While I don’t have students with diabetes or other complex nursing procedures at the school I’m working at today, many of my colleagues do and the lunch hour is very hectic for them.

Under the state laws that mandate nursing practice — The Nevada Nurse Practice Act — a licensed nurse must administer all insulin unless the student is capable and responsible enough to give his/her own shots or manage their insulin pumps safely without help. Nurses throughout the district are typically driving between two-to-three schools each day to cover those types of medical procedures.

12:30 p.m.
Lunch with the lower grade teachers is a great event.
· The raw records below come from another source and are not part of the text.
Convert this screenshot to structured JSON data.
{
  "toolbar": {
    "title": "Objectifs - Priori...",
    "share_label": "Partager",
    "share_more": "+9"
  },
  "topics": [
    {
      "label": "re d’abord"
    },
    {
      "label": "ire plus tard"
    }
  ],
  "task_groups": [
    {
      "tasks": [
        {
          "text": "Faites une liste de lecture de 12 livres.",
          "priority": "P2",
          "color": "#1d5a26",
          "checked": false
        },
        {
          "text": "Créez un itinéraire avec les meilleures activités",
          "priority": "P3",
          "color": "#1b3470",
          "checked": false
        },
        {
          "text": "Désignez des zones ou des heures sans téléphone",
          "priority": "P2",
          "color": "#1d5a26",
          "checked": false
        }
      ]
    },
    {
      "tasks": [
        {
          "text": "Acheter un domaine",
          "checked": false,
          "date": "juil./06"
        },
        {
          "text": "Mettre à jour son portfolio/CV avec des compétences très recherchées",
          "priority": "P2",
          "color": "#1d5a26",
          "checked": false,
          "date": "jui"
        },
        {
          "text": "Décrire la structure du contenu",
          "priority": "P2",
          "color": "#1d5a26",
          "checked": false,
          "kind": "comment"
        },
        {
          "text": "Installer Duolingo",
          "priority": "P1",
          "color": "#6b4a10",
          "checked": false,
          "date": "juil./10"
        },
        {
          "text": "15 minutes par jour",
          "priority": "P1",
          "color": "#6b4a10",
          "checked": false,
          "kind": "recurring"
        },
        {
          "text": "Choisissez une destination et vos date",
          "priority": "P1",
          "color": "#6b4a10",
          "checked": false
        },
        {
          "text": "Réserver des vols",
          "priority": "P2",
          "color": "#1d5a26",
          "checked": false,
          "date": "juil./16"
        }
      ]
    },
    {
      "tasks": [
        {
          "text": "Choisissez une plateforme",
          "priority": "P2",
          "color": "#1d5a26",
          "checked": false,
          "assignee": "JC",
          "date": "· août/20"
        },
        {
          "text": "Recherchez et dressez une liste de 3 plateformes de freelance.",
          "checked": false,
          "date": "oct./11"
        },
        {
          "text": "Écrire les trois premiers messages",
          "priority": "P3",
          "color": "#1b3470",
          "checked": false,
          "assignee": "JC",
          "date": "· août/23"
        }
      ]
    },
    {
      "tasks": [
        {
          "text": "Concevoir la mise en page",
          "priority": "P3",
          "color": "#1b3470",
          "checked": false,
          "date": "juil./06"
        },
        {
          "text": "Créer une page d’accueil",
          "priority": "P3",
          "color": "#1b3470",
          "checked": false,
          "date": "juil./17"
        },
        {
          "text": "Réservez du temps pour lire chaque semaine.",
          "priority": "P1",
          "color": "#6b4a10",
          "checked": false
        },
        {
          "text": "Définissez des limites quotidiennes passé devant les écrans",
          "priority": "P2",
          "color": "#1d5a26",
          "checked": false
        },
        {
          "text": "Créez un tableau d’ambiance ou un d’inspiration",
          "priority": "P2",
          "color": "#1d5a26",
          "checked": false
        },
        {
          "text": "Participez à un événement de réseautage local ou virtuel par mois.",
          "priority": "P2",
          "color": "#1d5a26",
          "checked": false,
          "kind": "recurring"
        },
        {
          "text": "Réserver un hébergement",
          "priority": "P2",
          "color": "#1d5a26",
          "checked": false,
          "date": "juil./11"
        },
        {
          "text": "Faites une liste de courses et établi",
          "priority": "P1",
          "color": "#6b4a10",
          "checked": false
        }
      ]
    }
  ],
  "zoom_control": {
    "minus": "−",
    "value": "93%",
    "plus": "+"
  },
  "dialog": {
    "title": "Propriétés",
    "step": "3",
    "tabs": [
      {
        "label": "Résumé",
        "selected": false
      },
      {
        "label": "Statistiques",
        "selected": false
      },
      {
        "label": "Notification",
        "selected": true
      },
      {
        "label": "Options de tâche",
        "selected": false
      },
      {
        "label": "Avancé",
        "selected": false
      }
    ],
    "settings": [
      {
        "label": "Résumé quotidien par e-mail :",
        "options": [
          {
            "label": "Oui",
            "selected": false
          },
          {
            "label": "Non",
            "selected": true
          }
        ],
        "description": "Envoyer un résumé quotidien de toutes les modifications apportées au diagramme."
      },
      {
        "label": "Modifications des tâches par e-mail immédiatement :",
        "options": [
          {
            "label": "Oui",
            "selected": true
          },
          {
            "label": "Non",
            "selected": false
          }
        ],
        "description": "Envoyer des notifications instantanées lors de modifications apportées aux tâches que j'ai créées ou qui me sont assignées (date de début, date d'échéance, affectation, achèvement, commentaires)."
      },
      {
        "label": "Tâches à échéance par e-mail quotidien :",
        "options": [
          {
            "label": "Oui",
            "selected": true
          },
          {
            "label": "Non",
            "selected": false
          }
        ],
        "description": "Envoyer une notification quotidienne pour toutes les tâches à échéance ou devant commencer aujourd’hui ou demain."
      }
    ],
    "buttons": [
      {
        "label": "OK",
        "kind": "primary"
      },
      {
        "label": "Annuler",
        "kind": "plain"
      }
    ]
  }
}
They are such a committed group of teachers that I truly try to sit down for a moment to eat rather than eating on the run.

1 p.m.
I job-share the school nurse position at my other school and today my colleague and I collaborate about a student that had blood work this week to check for diabetes and discuss how the management of his blood sugar checks and insulin administration, if diagnosed, may be impacted by his other health issues and fear of needles.

1:30 p.m.
I check on the student who received stitches last week — healing nicely.

1:45-3 p.m.
I try to squeeze in peeks at more emails and send home a parent questionnaire for a health history to be completed for two students who must be assessed for the Special Education evaluation process. My role is to perform a physical exam and health assessment for children referred for Special Education. I love to visit with the students as a part of that. To lower their anxiety, I usually start by asking them a few questions about what they like or dislike about school, what are the hardest subjects for them, who are their friends and if they ever feel bullied.

When the School Nurse completes the Special Education health assessment, they also review of the medical history provided by the parents as well as other school records that are documented in the health file.  As part of this process, school nurses may also obtain height and weight, calculate BMI status, check distance and close vision as well as tracking, assess hearing and visualize the ear drums for any signs of infection, listen to the heart and lung sounds, and check pulse and blood pressure. The nurse will make sure the student is compliant with immunizations and make any necessary referrals depending on the findings.

I am part of the educational teams at my schools, as all school nurses are. At minimum, all school nurses have a bachelor’s degree in nursing and are certified to practice school nursing by the Nevada State Department of Education. The fact that I have a Pediatric Nurse Practitioner certification is definitely a plus.

3:30 p.m.
I meet with a student’s mom and dad to discuss the results of my assessment and other testing that has been completed over the past three weeks. The behavior survey from the teacher and dad indicates severe attention problems. Because Attention Deficit Disorder (ADD) can only be diagnosed by a doctor, the team recommends that the family take the student to his doctor to discuss the results of the testing. I share my professional knowledge and insights with the parents and the team regarding the pros and cons of medication for children with ADHA, but make it clear that the decision about diagnosis and medications is in the hands of their doctor.  My role is to encourage the parents to check out current information that exists about behavioral management as well as medication.

5 p.m.
This meeting went longer than anticipated, which means I missed my Jazzercise class again. It’s a good thing I can aim for tomorrow’s class.